Natacha Rossel



Le drapeau américain qui flotte dans un environnement dépourvu d’atmosphère. Le module qui alunit sans former de cratère. Et pas une seule étoile à l’horizon sur les photographies… Vous avez dit bizarre? La conquête de la Lune ne serait-elle pas une histoire fabriquée de toutes pièces par les Américains pour faire la nique aux Russes sur fond de guerre froide? Aujourd’hui encore, le fameux moon hoax, théorie du complot mettant en cause la véracité des premiers pas de l’homme sur la Lune, convainc 9% des personnes sondées par l’Institut français d’opinion publique (Ifop).

Kubrick derrière la caméra

Protéiformes, les arguments appuyant les dires des conspirationnistes sont tout à la fois de nature technologique, astrophysique, iconographique et géopolitique. C’est là le cœur de tout bon hoax, comme le relève le sociologue Laurent Cordonier, chercheur à l’UNIL et à l’Université Paris-Diderot. «Les théories du complot ne reposent pas sur une démarche scientifique, mais sur un cumul d’arguments hétérogènes, les uns pouvant contredire les autres sans que cela ne pose problème. C’est ce que mon collègue Gérald Bronner nomme un «mille-feuille argumentatif». Prises séparément, ces prétendues preuves sont faibles. Une fois superposées, elles produisent un effet de masse. Des gens se disent alors que tout ne peut pas être faux là­dedans.»

En l’occurrence, le chapelet de signes d’un complot lunaire concorderait à prouver que les images de la mission Apollo 11 auraient été tournées en studio sur notre bonne vieille Terre. Certains conspirationnistes affirmant même que Stanley Kubrick himself, dont le film «2001, l’Odyssée de l’espace» (image d'un extrait du film ci-dessous) est sorti en 1968, aurait été embauché par la NASA pour tourner ces images bidonnées.


Image: AFP

Les prémices du moon hoax remontent à l’événement lui-même, en ce mois de juillet 1969. D’aucuns refusent de croire ce qu’ils voient sur leur petit écran. «Il s’agit de personnes peu éduquées et méfiantes à l’égard des discours officiels, souligne Laurent Cordonier. Mais le phénomène reste confiné.» Le contexte politique de la première moitié des années 1970 change radicalement la donne. Les Américains commencent alors à perdre confiance dans leur gouvernement. La raison? «Les États-Unis s’enlisent dans la guerre du Vietnam, qui avait été vendue comme une opération facile et rapide. La population se rend compte que le gouvernement a caché les difficultés du terrain et un certain nombre d’événements.»

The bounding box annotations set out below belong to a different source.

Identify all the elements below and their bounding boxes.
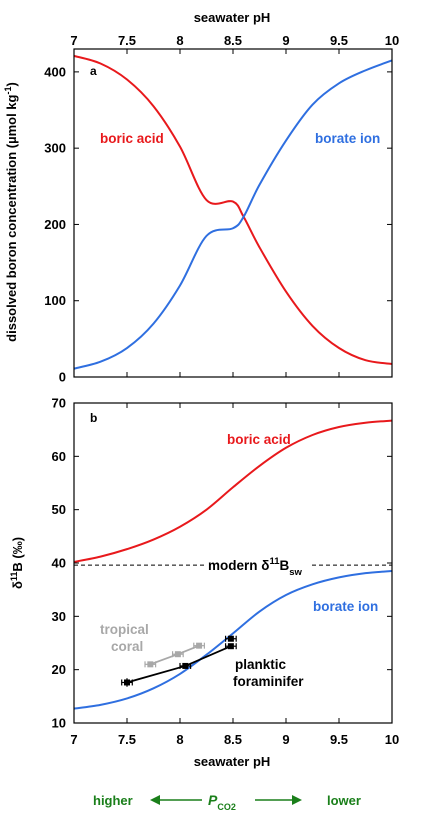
panel-a-top-tick-label: 8 xyxy=(176,33,183,48)
panel-b-series-1-line xyxy=(73,570,393,710)
panel-a-series-0-line xyxy=(73,54,393,366)
panel-a-y-axis-label: dissolved boron concentration (µmol kg-1… xyxy=(3,82,19,342)
panel-a-y-ticks: 0 100 200 300 400 xyxy=(44,64,392,385)
higher-label: higher xyxy=(93,793,133,808)
panel-a-letter: a xyxy=(90,64,97,78)
panel-b-x-tick-label: 9 xyxy=(282,732,289,747)
reference-line-label: modern δ11Bsw xyxy=(208,556,303,578)
panel-b-series-0-line xyxy=(73,419,393,563)
panel-a-top-x-axis-label: seawater pH xyxy=(194,10,271,25)
planktic-foraminifer-label-line1: planktic xyxy=(235,657,287,672)
panel-b-y-tick-label: 10 xyxy=(52,716,66,731)
panel-b-y-axis-label: δ11B (‰) xyxy=(9,537,25,589)
panel-a: seawater pH 7 7.5 8 8.5 9 9.5 10 0 100 200 300 400… xyxy=(3,10,399,385)
data-point-marker xyxy=(227,635,234,642)
panel-a-top-x-ticks: 7 7.5 8 8.5 9 9.5 10 xyxy=(70,33,399,377)
panel-b-x-tick-label: 10 xyxy=(385,732,399,747)
pco2-label: PCO2 xyxy=(208,792,236,812)
data-point-marker xyxy=(124,679,130,686)
panel-a-y-tick-label: 400 xyxy=(44,64,66,79)
right-arrowhead xyxy=(292,795,302,805)
data-point-marker xyxy=(196,642,203,649)
panel-b-x-tick-label: 8.5 xyxy=(224,732,242,747)
data-point-marker xyxy=(147,661,154,668)
panel-b-x-tick-label: 9.5 xyxy=(330,732,348,747)
panel-b-x-ticks: 7 7.5 8 8.5 9 9.5 10 xyxy=(70,403,399,747)
panel-a-top-tick-label: 7.5 xyxy=(118,33,136,48)
data-series-0-connector xyxy=(150,644,200,666)
panel-b-curves xyxy=(73,419,393,710)
panel-b-x-tick-label: 7 xyxy=(70,732,77,747)
tropical-coral-label-line1: tropical xyxy=(100,622,149,637)
panel-a-top-tick-label: 10 xyxy=(385,33,399,48)
lower-label: lower xyxy=(327,793,361,808)
panel-b: modern δ11Bsw 7 7.5 8 8.5 9 9.5 10 10 20 30 40 50 6… xyxy=(9,396,399,770)
reference-label-background xyxy=(204,553,310,576)
panel-a-boric-acid-label: boric acid xyxy=(100,131,164,146)
panel-a-top-tick-label: 9.5 xyxy=(330,33,348,48)
panel-a-series-1-line xyxy=(73,59,393,370)
panel-b-borate-ion-label: borate ion xyxy=(313,599,378,614)
panel-b-y-tick-label: 60 xyxy=(52,449,66,464)
planktic-foraminifer-label-line2: foraminifer xyxy=(233,674,304,689)
panel-a-y-tick-label: 300 xyxy=(44,141,66,156)
panel-a-y-tick-label: 200 xyxy=(44,217,66,232)
panel-a-top-tick-label: 7 xyxy=(70,33,77,48)
panel-a-frame xyxy=(73,48,393,378)
left-arrowhead xyxy=(150,795,160,805)
panel-b-x-tick-label: 7.5 xyxy=(118,732,136,747)
panel-b-y-tick-label: 30 xyxy=(52,609,66,624)
panel-b-y-tick-label: 20 xyxy=(52,662,66,677)
panel-a-top-tick-label: 8.5 xyxy=(224,33,242,48)
panel-a-y-tick-label: 0 xyxy=(59,370,66,385)
tropical-coral-label-line2: coral xyxy=(111,639,143,654)
panel-a-curves xyxy=(73,54,393,370)
data-point-marker xyxy=(174,651,181,658)
data-point-marker xyxy=(227,643,234,650)
panel-b-y-tick-label: 70 xyxy=(52,396,66,411)
panel-b-data-points xyxy=(121,635,237,687)
panel-a-top-tick-label: 9 xyxy=(282,33,289,48)
pco2-arrow-legend: higher PCO2 lower xyxy=(93,792,361,812)
panel-b-y-tick-label: 40 xyxy=(52,556,66,571)
panel-b-x-axis-label: seawater pH xyxy=(194,754,271,769)
panel-b-boric-acid-label: boric acid xyxy=(227,432,291,447)
panel-b-y-tick-label: 50 xyxy=(52,502,66,517)
data-point-marker xyxy=(182,662,189,669)
panel-a-borate-ion-label: borate ion xyxy=(315,131,380,146)
panel-b-x-tick-label: 8 xyxy=(176,732,183,747)
panel-b-frame xyxy=(73,402,393,724)
panel-b-letter: b xyxy=(90,411,97,425)
panel-b-y-ticks: 10 20 30 40 50 60 70 xyxy=(52,396,392,731)
panel-a-y-tick-label: 100 xyxy=(44,293,66,308)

Le scandale du Watergate, en 1974, en rajoute une couche. C’est dans ce contexte singulier qu’apparaît un certain Bill Kaysing, surnommé le «père de la théorie du complot lunaire».

Un livre choc avant internet

Cet Américain, ni ingénieur ni scientifique, déroule ses tentacules conspirationnistes dans un livre choc, «Nous ne sommes jamais allés sur la Lune: l’escroquerie américaine à 30 milliards de dollars», paru en 1976. «L’ouvrage a été publié à compte d’auteur, ce qui n’est pas anodin, observe le sociologue. Il ne connaît un certain succès que dans des sphères restreintes de la population.»



Au début des années 2000, l’essor d’Internet donne un nouveau souffle au moon hoax – et favorise le développement des théories du complot en général (lire encadré). Dans la foulée, le documentaire complotiste «Théorie de la conspiration: avons-nous été sur la Lune?» diffusé sur Fox TV en 2001, alimente lui aussi la théorie.

Bien que chacun de ses arguments ait été réfuté, le moon hoax reste vivant, mais de moindre ampleur que d’autres théories du complot. Il touche la tranche des 25-50 ans. Les plus de 50 ans ont vécu l’événement et seraient donc moins enclins à croire à la conspiration. Mais pourquoi les 18-25 ans, pourtant friands de hoax, n’y adhèrent que peu? «Il est sans doute devenu un peu suranné.»